On the farm: the 2016 crop year in review

Every year is different on Kevin Elmy's farm. This year: cover crops, soybeans and rain

The good thing about farming is two years are rarely alike. 2016 started out a bit on the dry side, with close to ideal subsoil moisture. The occasional May shower did not delay seeding much.

About 20 per cent of our acres were seeded in the fall of 2015 to Luoma winter triticale, which helped reduce the spring stress level. Fifteen per cent of our land is seeded to alfalfa that we cut for hay, and we have a small field of sainfoin that we are learning how to grow for seed production.

We started seeding on May 18, which is fairly normal for us. The first plot we seeded was sweet corn.

In 2015, we started up a new brand, Cover Crops Canada. This umbrella group has retailers from LaCrete, Alta., to Winkler, Man. Becoming an authorized importer seemed the logical way to speed up seed imports.
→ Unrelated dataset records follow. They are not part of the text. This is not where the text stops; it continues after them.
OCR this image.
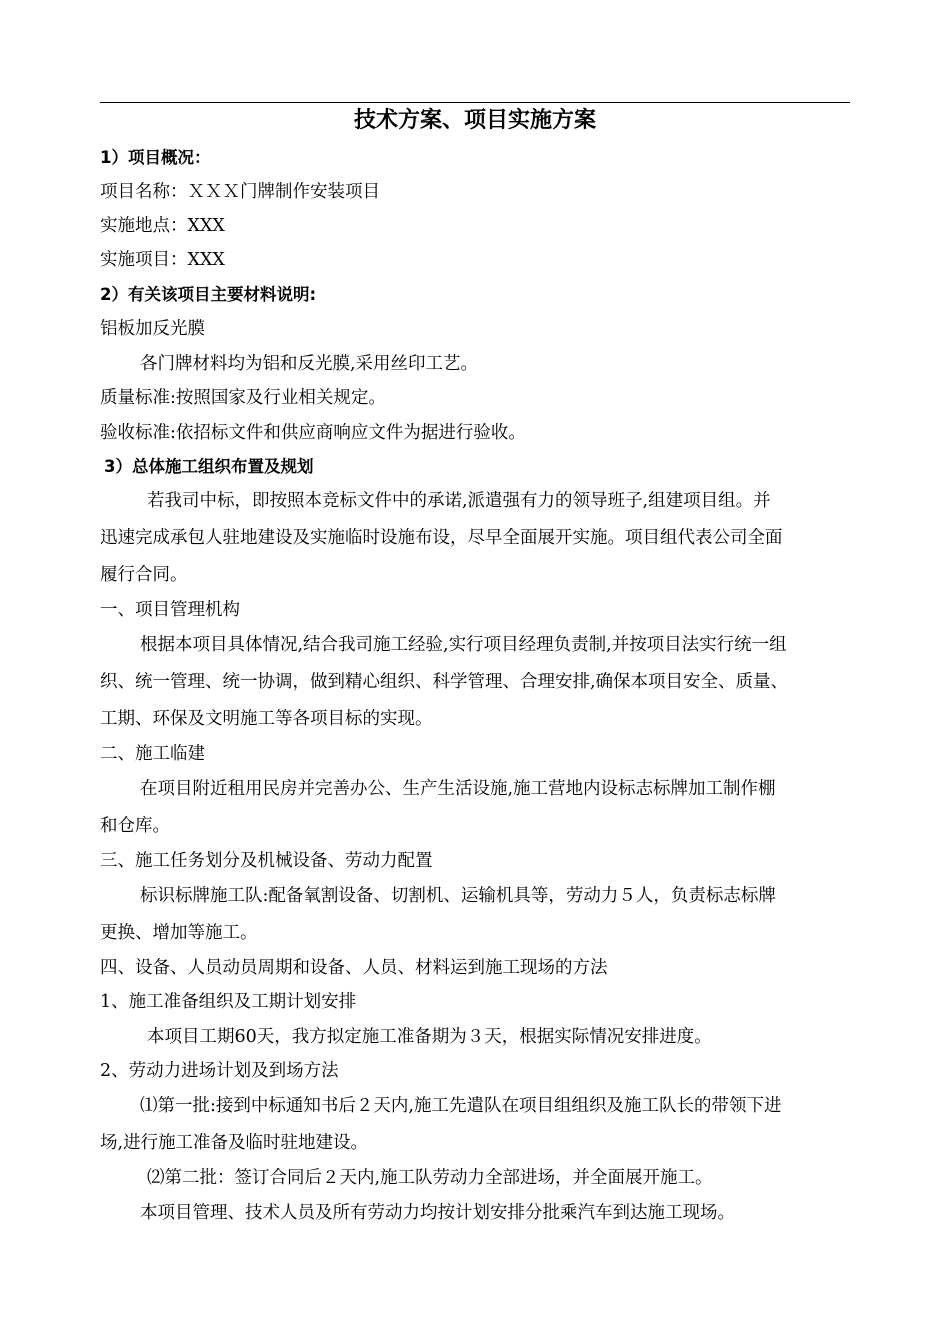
技术方案、项目实施方案
1）项目概况：
项目名称：ＸＸＸ门牌制作安装项目
实施地点：XXX
实施项目：XXX
2）有关该项目主要材料说明:
铝板加反光膜
各门牌材料均为铝和反光膜,采用丝印工艺。
质量标准:按照国家及行业相关规定。
验收标准:依招标文件和供应商响应文件为据进行验收。
3）总体施工组织布置及规划
若我司中标，即按照本竞标文件中的承诺,派遣强有力的领导班子,组建项目组。并
迅速完成承包人驻地建设及实施临时设施布设，尽早全面展开实施。项目组代表公司全面
履行合同。
一、项目管理机构
根据本项目具体情况,结合我司施工经验,实行项目经理负责制,并按项目法实行统一组
织、统一管理、统一协调，做到精心组织、科学管理、合理安排,确保本项目安全、质量、
工期、环保及文明施工等各项目标的实现。
二、施工临建
在项目附近租用民房并完善办公、生产生活设施,施工营地内设标志标牌加工制作棚
和仓库。
三、施工任务划分及机械设备、劳动力配置
标识标牌施工队:配备氧割设备、切割机、运输机具等，劳动力５人，负责标志标牌
更换、增加等施工。
四、设备、人员动员周期和设备、人员、材料运到施工现场的方法
1、施工准备组织及工期计划安排
本项目工期60天，我方拟定施工准备期为３天，根据实际情况安排进度。
2、劳动力进场计划及到场方法
⑴第一批:接到中标通知书后２天内,施工先遣队在项目组组织及施工队长的带领下进
场,进行施工准备及临时驻地建设。
⑵第二批：签订合同后２天内,施工队劳动力全部进场，并全面展开施工。
本项目管理、技术人员及所有劳动力均按计划安排分批乘汽车到达施工现场。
We seeded two SeCan soybean varieties this year: Mahony R2 and Barron R2X. Mahony R2 is a medium maturing (003 Relative Maturity) and the Barron R2X is a new Xtend soybean with a rating of 0008 Relative Maturity. A flat tire on our tractor on Saturday night, rain Monday, delayed seeding, but we got the rest of the soybeans in by June 1.

Next on the list was to seed our corn plot. On June 10, we got the grazing corn field seeded, along with our corn grazing variety trial. Then the monsoon season started.

Cover crop seeding

Cover crop seeding was next on the list. The biggest weed issue on our farm is RoundUp Ready canola. We found light tillage works well to control it. But between rains, the canola just kept germinating, causing us to delay seeding. We finally got seeding on June 28. The first field seeded was a demonstration plot of cover crop species.

Then the field scale seeding began. My main blend was red proso millet, Japanese millet, pearl millet, sorghum Sudan, sugar beet, forage collards, crimson clover, safflower, and phacelia that we were planning on using as a greenfeed crop.

More showers delayed seeding, until we finally wrapped up on July 9, with 350 acres seeded in 12 days.

Winter triticale was ready to harvest first. I’ve learned that chicory will overwinter, the triticale crop needs to be swathed instead of straight cut. Swathing, for the last few years, creates rain.

Once started, harvest went relatively smoothly. Test results showed 28 per cent fusarium infection and eight ppm vomitoxin. There goes seed potential. We’ve decided to take the year off of winter cereals and will wait for the environment to dry out before getting back into any cereal grain production.

Soybeans

Soybeans looked good all summer everywhere I went. There were few issues, minus flooding and hail. From our past experience, spraying fungicide has not been cost effective.

Our soybean harvest started at the normal time. Both varieties matured within a couple of days of each other, so I have rated the Barron R2X to be more like a 002 relative maturity instead of 0008. We have been growing 003 maturity soybeans from Day 1, and have had no issues on maturity. But we have been screening for varieties that are more determinant versus heat-requiring varieties. On cool years, the heat loving varieties require the heat units that they are rated for, where the more determinant types will mature when night temperatures start to drop, or daylight hours decrease. Overall, soybeans averaged 32 bushels per acre, based on seeded acreage. We did lose some acres to flooding, again.

It’s been seven years since we have purchased nitrogen for our farm. On 1,500 acres, we normally buy $5,000 to $7,000 worth of a phosphate potassium blend, which I can see dropping in the near future. Between cover crops and soybeans, our fertilizer requirement is dropping, and our soil tests are maintaining or building.

Next year, we will continue growing soybeans, continue with corn grazing and short term alfalfa in our rotation, and continue screening species for cover crop use.